The theory of Koopman operators allows to deploy non-parametric machine learning algorithms to predict and analyze complex dynamical systems. Estimators such as principal component regression (PCR) or reduced rank regression (RRR) in kernel spaces can be shown to provably learn Koopman operators from finite empirical observations of the system's time evolution. Scaling these approaches to very long trajectories is a challenge and requires introducing suitable approximations to make computations feasible. In this paper, we boost the efficiency of different kernel-based Koopman operator estimators using random projections (sketching). We derive, implement and test the new "sketched" estimators with extensive experiments on synthetic and large-scale molecular dynamics datasets. Further, we establish non asymptotic error bounds giving a sharp characterization of the trade-offs between statistical learning rates and computational efficiency. Our empirical and theoretical analysis shows that the proposed estimators provide a sound and efficient way to learn large scale dynamical systems. In particular our experiments indicate that the proposed estimators retain the same accuracy of PCR or RRR, while being much faster.
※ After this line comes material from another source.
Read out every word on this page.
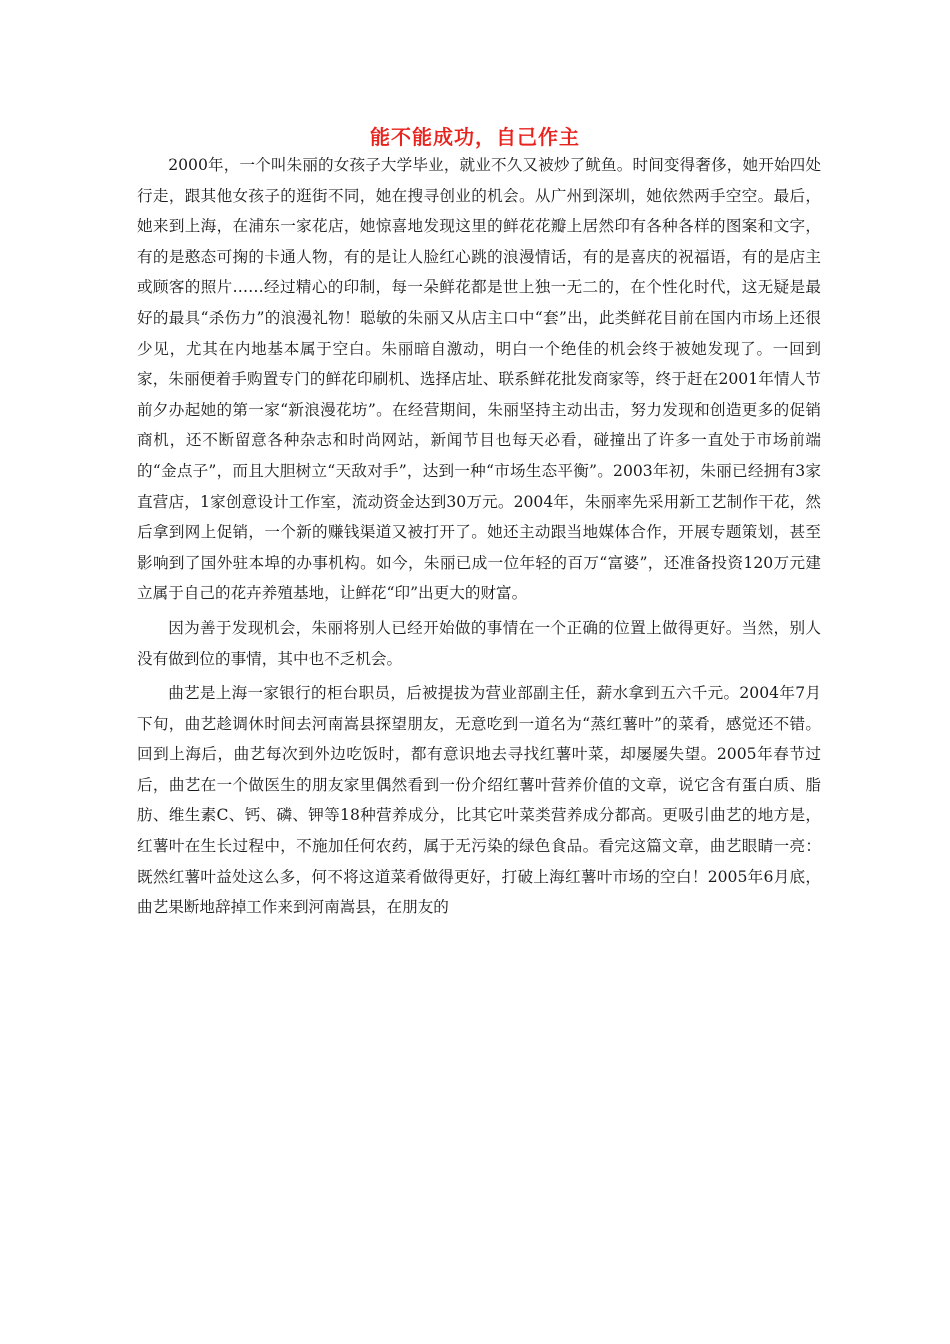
能不能成功，自己作主

2000年，一个叫朱丽的女孩子大学毕业，就业不久又被炒了鱿鱼。时间变得奢侈，她开始四处行走，跟其他女孩子的逛街不同，她在搜寻创业的机会。从广州到深圳，她依然两手空空。最后，她来到上海，在浦东一家花店，她惊喜地发现这里的鲜花花瓣上居然印有各种各样的图案和文字，有的是憨态可掬的卡通人物，有的是让人脸红心跳的浪漫情话，有的是喜庆的祝福语，有的是店主或顾客的照片……经过精心的印制，每一朵鲜花都是世上独一无二的，在个性化时代，这无疑是最好的最具“杀伤力”的浪漫礼物！聪敏的朱丽又从店主口中“套”出，此类鲜花目前在国内市场上还很少见，尤其在内地基本属于空白。朱丽暗自激动，明白一个绝佳的机会终于被她发现了。一回到家，朱丽便着手购置专门的鲜花印刷机、选择店址、联系鲜花批发商家等，终于赶在2001年情人节前夕办起她的第一家“新浪漫花坊”。在经营期间，朱丽坚持主动出击，努力发现和创造更多的促销商机，还不断留意各种杂志和时尚网站，新闻节目也每天必看，碰撞出了许多一直处于市场前端的“金点子”，而且大胆树立“天敌对手”，达到一种“市场生态平衡”。2003年初，朱丽已经拥有3家直营店，1家创意设计工作室，流动资金达到30万元。2004年，朱丽率先采用新工艺制作干花，然后拿到网上促销，一个新的赚钱渠道又被打开了。她还主动跟当地媒体合作，开展专题策划，甚至影响到了国外驻本埠的办事机构。如今，朱丽已成一位年轻的百万“富婆”，还准备投资120万元建立属于自己的花卉养殖基地，让鲜花“印”出更大的财富。

因为善于发现机会，朱丽将别人已经开始做的事情在一个正确的位置上做得更好。当然，别人没有做到位的事情，其中也不乏机会。

曲艺是上海一家银行的柜台职员，后被提拔为营业部副主任，薪水拿到五六千元。2004年7月下旬，曲艺趁调休时间去河南嵩县探望朋友，无意吃到一道名为“蒸红薯叶”的菜肴，感觉还不错。回到上海后，曲艺每次到外边吃饭时，都有意识地去寻找红薯叶菜，却屡屡失望。2005年春节过后，曲艺在一个做医生的朋友家里偶然看到一份介绍红薯叶营养价值的文章，说它含有蛋白质、脂肪、维生素C、钙、磷、钾等18种营养成分，比其它叶菜类营养成分都高。更吸引曲艺的地方是，红薯叶在生长过程中，不施加任何农药，属于无污染的绿色食品。看完这篇文章，曲艺眼睛一亮：既然红薯叶益处这么多，何不将这道菜肴做得更好，打破上海红薯叶市场的空白！2005年6月底，曲艺果断地辞掉工作来到河南嵩县，在朋友的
翻译：Koopman算子理论允许部署非参数机器学习算法来预测和分析复杂动力系统。主成分回归（PCR）或核空间中的降秩回归（RRR）等估计器可被证明从系统时间演化的有限经验观测中学习Koopman算子。将这些方法扩展到极长轨迹面临挑战，需要引入适当近似以使计算可行。本文通过使用随机投影（草图）提升了不同基于核的Koopman算子估计器的效率。我们推导、实现并测试了新的"草图"估计器，并在合成数据集和大规模分子动力学数据集上进行了广泛实验。此外，我们建立了非渐近误差界，对统计学习速率与计算效率之间的权衡进行了精确刻画。我们的实证和理论分析表明，所提出的估计器为学习大规模动力系统提供了一种合理且高效的方法。特别地，实验表明，所提出的估计器在保持与PCR或RRR相同精度的同时，速度显著提升。